Scent is still a major factor, doesn’t matter day or night. To me, I actually believe scent management is more important at night than it is during the day because you may catch a coyote moving off in the distance in the daytime, but not always in the night if your coyote light wasn’t in the right spot at the right moment to catch the reflection off his eyes. I try to wash my hunting clothes about every 2 weeks with scent killer, but that’s as far as I go with it. Generally speaking, coyotes have a sense of smell greater than cadaver dogs, and they can smell a body 6’ in the ground. So, in my field testing, it’s not really made any difference whether or not I’ve soaked down in scent killer or not before heading into the field, I figure I just smell like a human with scent killer chemicals on at that point to them. Approaching from a downwind location, setting up so that they can’t come down wind of you and not dragging your scent through the field are what it takes to ensure success in the field.
Even with all of this factored in, it’s not a guarantee. I went on a night hunt last year and thought I had the most full-proof 100% guaranteed stand I’ve ever had. If you ever think a stand is full proof, just try to call a coyote in and it’ll show you it’s not. If you take a perfect square, and take one side of it away…this was my setup. I had tree lines on both sides and in the back, a county road behind me and field in between the tree lines. So, how I was sitting, I had me and my partner side by side, I watched the right side and he watched the left with our predator hunting lights on flood.
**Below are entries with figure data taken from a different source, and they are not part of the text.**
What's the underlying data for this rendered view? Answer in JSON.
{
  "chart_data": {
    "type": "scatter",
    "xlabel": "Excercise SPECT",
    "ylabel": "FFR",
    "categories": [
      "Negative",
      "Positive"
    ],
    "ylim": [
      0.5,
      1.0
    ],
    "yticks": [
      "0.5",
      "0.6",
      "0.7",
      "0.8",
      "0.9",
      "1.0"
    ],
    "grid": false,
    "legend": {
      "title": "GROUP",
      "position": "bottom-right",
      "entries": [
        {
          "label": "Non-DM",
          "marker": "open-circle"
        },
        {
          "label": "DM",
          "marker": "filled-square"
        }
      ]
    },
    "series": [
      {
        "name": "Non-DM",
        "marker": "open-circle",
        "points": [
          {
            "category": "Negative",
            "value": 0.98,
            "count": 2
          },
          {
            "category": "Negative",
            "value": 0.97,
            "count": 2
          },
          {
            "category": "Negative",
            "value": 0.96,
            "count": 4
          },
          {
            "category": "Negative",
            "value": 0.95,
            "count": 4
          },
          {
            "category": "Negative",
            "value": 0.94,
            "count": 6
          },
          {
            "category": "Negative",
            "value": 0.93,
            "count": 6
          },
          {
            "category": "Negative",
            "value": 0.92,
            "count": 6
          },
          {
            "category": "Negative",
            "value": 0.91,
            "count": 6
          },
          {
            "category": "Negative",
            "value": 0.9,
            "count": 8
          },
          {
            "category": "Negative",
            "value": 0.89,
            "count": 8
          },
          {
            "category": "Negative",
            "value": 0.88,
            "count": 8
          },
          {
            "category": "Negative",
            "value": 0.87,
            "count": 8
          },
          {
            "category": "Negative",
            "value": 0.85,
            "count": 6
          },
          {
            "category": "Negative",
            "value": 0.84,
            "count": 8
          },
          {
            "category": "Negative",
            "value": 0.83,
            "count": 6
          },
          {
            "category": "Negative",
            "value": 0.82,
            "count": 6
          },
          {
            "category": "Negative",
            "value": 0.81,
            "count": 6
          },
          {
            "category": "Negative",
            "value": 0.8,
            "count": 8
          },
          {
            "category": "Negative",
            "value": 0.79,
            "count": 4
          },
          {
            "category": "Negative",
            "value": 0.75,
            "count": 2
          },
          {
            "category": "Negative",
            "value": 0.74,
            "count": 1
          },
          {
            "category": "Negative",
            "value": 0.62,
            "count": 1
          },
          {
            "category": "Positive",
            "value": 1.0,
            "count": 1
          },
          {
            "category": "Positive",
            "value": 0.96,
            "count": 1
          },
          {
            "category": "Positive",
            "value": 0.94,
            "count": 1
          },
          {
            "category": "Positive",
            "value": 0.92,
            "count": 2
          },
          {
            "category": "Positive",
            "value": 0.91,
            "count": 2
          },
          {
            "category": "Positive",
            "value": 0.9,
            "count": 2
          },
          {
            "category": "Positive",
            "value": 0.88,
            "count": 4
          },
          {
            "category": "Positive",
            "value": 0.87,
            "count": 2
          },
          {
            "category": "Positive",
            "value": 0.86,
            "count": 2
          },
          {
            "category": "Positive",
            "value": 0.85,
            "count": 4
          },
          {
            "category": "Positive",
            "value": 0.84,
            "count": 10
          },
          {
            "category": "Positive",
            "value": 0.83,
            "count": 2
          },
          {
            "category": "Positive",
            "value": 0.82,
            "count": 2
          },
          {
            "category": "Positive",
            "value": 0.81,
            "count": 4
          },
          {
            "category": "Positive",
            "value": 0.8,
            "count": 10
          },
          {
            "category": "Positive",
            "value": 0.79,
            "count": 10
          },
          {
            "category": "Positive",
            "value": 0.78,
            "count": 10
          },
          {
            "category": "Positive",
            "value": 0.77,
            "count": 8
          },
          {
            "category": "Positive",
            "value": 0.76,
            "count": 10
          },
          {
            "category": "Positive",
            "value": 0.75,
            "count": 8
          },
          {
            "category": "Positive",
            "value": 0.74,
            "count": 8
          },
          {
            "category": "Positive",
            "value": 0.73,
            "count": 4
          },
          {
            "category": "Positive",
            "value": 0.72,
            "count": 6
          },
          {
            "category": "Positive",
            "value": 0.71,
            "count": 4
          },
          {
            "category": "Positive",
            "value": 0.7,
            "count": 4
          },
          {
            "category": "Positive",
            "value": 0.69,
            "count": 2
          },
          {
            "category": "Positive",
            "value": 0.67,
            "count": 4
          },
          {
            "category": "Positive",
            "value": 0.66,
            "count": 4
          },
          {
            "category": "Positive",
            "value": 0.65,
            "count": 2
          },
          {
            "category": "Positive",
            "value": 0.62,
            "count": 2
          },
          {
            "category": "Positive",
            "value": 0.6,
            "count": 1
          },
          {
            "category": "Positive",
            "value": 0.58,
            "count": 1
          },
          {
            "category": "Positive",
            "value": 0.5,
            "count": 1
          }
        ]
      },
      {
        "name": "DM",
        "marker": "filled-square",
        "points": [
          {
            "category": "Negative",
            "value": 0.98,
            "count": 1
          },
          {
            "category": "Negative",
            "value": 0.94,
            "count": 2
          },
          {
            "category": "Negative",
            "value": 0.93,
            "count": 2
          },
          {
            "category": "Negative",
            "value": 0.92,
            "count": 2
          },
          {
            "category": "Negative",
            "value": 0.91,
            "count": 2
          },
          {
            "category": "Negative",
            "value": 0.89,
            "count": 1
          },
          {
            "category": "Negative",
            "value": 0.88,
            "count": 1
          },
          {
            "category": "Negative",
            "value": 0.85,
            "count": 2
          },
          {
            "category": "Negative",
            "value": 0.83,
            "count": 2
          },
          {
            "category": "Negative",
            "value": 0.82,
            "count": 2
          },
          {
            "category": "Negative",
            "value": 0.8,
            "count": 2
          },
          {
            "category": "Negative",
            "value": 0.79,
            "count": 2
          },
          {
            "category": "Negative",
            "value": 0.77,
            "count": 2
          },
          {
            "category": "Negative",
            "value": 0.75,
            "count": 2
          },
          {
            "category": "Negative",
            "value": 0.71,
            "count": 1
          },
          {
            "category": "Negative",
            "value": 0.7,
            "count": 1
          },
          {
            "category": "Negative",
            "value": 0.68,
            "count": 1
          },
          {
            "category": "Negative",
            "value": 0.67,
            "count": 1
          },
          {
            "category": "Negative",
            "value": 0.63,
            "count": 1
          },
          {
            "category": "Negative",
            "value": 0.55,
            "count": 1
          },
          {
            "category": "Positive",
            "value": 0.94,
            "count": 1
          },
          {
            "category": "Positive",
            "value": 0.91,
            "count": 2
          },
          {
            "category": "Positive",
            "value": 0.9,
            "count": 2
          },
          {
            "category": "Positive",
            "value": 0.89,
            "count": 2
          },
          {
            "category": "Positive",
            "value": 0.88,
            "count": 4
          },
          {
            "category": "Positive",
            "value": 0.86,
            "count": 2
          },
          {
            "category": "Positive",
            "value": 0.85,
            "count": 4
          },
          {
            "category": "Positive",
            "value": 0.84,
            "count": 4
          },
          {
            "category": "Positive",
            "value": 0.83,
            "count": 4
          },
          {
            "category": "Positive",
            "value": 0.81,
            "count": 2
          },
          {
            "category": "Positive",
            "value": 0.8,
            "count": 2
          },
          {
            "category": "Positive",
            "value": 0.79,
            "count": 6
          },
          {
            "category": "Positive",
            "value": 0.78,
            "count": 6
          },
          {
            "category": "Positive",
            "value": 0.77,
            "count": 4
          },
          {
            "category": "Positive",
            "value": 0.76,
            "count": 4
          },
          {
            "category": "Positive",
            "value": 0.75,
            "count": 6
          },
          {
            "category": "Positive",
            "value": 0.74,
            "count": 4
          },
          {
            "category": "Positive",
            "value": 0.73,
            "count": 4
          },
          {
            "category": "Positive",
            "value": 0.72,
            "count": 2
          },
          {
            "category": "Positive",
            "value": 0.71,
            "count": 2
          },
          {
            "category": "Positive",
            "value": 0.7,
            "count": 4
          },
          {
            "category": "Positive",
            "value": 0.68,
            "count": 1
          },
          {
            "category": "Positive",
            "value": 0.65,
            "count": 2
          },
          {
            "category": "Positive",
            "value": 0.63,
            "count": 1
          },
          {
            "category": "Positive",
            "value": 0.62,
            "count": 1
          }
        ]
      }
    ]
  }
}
Nothing could get past us to get down wind and the call was in front of us, so we could see them no matter which way they came from. 10 minutes into the stand, I hit a lone female howl and waited to see if I could get a response…and I did! Directly behind us, 100% down wind of us, on the ditch of the county road not 50 yards away from us. She barked at us and as we both spun, the last sight we saw was coyote tail crossing the 100+ acre WIDE OPEN field that she must have crossed to get to us. Where she came from and where she went, I still have no clue because I have never seen a coyote on that side and I have no idea what she was doing over there…but she was and she made me eat every word of my “100% full proof stand” that I had made.
In summary, there’s only one perfect time to be predator hunting and that is any chance you get. Day or night, doesn’t matter. As long as you play the wind correctly, you’ve done your homework on the spots and know how to approach down wind and set up without being smelled or seen, and you either conceal well and manage your movement or you are proactive in your predator light usage and light management, then you’ve overcome the biggest obstacles of coyote hunting. Everything else, my recommendation is keeping a journal. I’m 30 and if you’d have told me that 5 years ago I’d have laughed at the mention of it, but I assure you it’s a GREAT tool to use. Temperature, time, weather, what call you used…it all goes into your personal predator database and eventually you will start seeing a pattern of what worked and what didn’t and it’ll only lead to you being a better, more successful predator hunter and allowing you to stack the fur in the truck!